The Financial Industry Regulatory Authority slapped Barclays Capital with a $3.75 million fine last month for systemic failures to preserve electronic records for more than a decade.

Federal securities laws and FINRA rules require that business-related electronic records be kept in non-rewritable, non-erasable format—also referred to as “write-once, read-many" (WORM) format—to prevent alteration. The requirements are aimed at protecting investors and help maintain anti-fraud provisions and financial responsibility standards.

“Ensuring the integrity, accuracy and accessibility of electronic books and records is essential to a firm's ability to meet its compliance obligations,” said FINRA Executive Vice President and Chief of Enforcement Brad Bennett. “The format errors in this case made it nearly impossible for Barclays to verify that these key materials remained in an unaltered condition.”

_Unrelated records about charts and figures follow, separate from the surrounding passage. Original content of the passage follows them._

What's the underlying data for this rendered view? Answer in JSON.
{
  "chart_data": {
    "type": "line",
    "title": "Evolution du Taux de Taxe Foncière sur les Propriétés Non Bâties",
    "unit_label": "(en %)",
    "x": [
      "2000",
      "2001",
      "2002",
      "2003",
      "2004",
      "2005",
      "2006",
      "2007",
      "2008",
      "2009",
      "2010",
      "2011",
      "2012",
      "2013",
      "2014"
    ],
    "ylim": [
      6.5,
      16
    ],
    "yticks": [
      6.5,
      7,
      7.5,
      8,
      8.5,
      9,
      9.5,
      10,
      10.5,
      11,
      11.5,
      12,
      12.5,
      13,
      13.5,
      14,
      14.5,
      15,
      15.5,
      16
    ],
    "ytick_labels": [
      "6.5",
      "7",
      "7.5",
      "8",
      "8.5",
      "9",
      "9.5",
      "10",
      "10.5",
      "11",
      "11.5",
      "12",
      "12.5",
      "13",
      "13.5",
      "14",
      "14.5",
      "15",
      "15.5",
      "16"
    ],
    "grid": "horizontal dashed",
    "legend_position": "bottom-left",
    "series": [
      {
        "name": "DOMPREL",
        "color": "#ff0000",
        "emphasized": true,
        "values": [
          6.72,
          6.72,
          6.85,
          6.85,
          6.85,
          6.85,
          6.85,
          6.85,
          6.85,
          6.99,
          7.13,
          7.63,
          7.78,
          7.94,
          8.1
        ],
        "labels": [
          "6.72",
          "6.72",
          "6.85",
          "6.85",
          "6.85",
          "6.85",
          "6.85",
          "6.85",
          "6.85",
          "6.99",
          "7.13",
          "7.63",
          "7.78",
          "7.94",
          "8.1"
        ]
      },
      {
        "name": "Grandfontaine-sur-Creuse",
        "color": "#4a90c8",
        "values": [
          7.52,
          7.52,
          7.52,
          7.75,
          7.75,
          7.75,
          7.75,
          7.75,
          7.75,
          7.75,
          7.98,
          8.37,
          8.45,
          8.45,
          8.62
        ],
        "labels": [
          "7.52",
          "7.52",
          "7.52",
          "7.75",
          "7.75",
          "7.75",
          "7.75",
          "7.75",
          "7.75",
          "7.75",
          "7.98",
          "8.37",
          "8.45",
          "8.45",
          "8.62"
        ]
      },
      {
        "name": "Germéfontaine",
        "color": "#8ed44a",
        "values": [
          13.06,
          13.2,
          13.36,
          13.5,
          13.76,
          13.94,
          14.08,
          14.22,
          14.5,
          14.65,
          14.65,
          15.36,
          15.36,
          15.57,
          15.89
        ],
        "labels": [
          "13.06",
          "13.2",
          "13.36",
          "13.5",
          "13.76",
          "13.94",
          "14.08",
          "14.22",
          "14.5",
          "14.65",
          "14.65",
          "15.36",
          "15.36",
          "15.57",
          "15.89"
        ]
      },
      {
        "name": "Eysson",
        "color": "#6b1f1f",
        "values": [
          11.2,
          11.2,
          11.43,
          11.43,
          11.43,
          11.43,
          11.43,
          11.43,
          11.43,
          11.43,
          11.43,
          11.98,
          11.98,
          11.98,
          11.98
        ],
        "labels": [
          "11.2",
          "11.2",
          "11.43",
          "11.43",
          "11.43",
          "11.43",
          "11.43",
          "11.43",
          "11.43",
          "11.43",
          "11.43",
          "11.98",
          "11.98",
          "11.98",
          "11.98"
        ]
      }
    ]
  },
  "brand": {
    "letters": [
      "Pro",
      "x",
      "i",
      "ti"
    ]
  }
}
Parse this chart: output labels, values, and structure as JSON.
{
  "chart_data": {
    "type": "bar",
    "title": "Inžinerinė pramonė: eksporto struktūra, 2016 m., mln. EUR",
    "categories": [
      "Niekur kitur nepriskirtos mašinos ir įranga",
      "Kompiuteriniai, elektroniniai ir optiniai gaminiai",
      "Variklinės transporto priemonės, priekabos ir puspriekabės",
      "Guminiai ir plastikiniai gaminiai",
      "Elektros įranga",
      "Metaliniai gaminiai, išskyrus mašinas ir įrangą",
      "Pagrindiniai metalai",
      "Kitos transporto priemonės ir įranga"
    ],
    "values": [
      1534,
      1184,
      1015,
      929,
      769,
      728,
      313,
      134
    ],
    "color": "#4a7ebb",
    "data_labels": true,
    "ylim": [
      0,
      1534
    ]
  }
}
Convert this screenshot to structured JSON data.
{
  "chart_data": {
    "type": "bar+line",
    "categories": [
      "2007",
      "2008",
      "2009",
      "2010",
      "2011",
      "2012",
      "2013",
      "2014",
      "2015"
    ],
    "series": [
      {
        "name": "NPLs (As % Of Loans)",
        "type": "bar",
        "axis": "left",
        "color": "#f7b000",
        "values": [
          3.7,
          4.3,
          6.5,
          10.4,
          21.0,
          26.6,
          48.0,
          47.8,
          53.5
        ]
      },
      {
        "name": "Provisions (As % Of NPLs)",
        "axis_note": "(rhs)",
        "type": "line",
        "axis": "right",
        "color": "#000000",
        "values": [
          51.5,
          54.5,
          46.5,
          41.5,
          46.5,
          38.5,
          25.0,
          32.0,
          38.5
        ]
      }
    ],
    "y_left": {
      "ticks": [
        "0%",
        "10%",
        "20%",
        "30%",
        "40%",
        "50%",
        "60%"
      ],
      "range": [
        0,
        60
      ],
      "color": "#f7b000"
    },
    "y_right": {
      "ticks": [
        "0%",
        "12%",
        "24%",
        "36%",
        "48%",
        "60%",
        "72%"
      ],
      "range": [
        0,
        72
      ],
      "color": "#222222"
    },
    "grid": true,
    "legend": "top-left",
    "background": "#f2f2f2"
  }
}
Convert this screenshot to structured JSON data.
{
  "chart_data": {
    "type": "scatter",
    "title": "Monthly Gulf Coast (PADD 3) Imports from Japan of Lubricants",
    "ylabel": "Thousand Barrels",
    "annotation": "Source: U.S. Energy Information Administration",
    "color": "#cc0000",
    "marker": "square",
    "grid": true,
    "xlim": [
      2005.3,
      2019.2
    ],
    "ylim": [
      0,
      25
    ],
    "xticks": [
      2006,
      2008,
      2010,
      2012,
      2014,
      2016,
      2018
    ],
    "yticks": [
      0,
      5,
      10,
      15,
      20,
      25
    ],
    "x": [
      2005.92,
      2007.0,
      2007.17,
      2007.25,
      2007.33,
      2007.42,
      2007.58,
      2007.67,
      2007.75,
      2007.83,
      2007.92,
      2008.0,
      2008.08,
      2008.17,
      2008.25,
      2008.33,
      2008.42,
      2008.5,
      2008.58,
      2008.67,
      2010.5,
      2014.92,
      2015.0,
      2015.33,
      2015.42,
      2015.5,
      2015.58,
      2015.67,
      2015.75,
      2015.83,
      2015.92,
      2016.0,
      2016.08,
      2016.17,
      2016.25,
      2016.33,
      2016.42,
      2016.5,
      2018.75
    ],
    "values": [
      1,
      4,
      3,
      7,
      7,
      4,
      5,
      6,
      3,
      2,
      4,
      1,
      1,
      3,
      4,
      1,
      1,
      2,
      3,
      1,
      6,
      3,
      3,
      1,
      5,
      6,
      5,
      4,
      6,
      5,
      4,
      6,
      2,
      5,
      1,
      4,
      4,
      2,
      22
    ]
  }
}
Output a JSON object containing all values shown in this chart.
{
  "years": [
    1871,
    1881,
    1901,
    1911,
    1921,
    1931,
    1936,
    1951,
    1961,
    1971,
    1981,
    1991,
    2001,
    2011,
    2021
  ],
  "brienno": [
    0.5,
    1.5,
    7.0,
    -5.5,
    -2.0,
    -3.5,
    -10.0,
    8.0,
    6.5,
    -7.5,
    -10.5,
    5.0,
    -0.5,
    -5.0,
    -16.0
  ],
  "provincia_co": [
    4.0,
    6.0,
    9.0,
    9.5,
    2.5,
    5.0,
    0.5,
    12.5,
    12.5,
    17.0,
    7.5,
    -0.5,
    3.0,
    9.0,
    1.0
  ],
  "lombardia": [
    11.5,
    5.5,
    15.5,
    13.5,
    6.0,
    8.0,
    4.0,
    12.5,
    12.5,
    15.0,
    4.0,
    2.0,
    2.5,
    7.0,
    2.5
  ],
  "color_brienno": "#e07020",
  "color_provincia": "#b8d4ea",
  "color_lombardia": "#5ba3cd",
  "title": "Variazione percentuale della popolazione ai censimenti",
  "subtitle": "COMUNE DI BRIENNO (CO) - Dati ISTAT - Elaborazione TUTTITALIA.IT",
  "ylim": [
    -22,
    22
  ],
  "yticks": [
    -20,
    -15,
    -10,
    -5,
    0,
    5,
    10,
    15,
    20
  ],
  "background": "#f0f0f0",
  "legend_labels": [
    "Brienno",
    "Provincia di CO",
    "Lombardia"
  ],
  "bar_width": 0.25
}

According to FINRA, Barclays failed to preserve many of its required electronic books and records—including order and trade ticket data, trade confirmations, blotters, account records and other similar records—in WORM format from at least 2002 to 2012. “The issues were widespread and included all of the firm's business areas,” FINRA stated. “Thus, Barclays was unable to determine whether all of its electronic books and records were maintained in an unaltered condition.”

FINRA also found that Barclays failed to properly retain certain attachments to Bloomberg e-mails from May 2007 to May 2010, and additionally failed to properly retain approximately 3.3 million Bloomberg instant messages from October 2008 to May 2010. In addition to violating federal securities laws and FINRA rules, such failures “adversely impacted Barclay's ability to respond to requests for electronic communications in regulatory and civil matters,” FINRA stated.

Barclays further failed to establish and maintain an adequate system and written procedures that were “reasonably designed to achieve compliance” with not only FINRA, but also the Securities and Exchange Commission and the National Association of Securities Dealers, “as well as to timely detect and remedy deficiencies related to those requirements.”

In reaching a settlement, Barclays neither admitted nor denied the charges.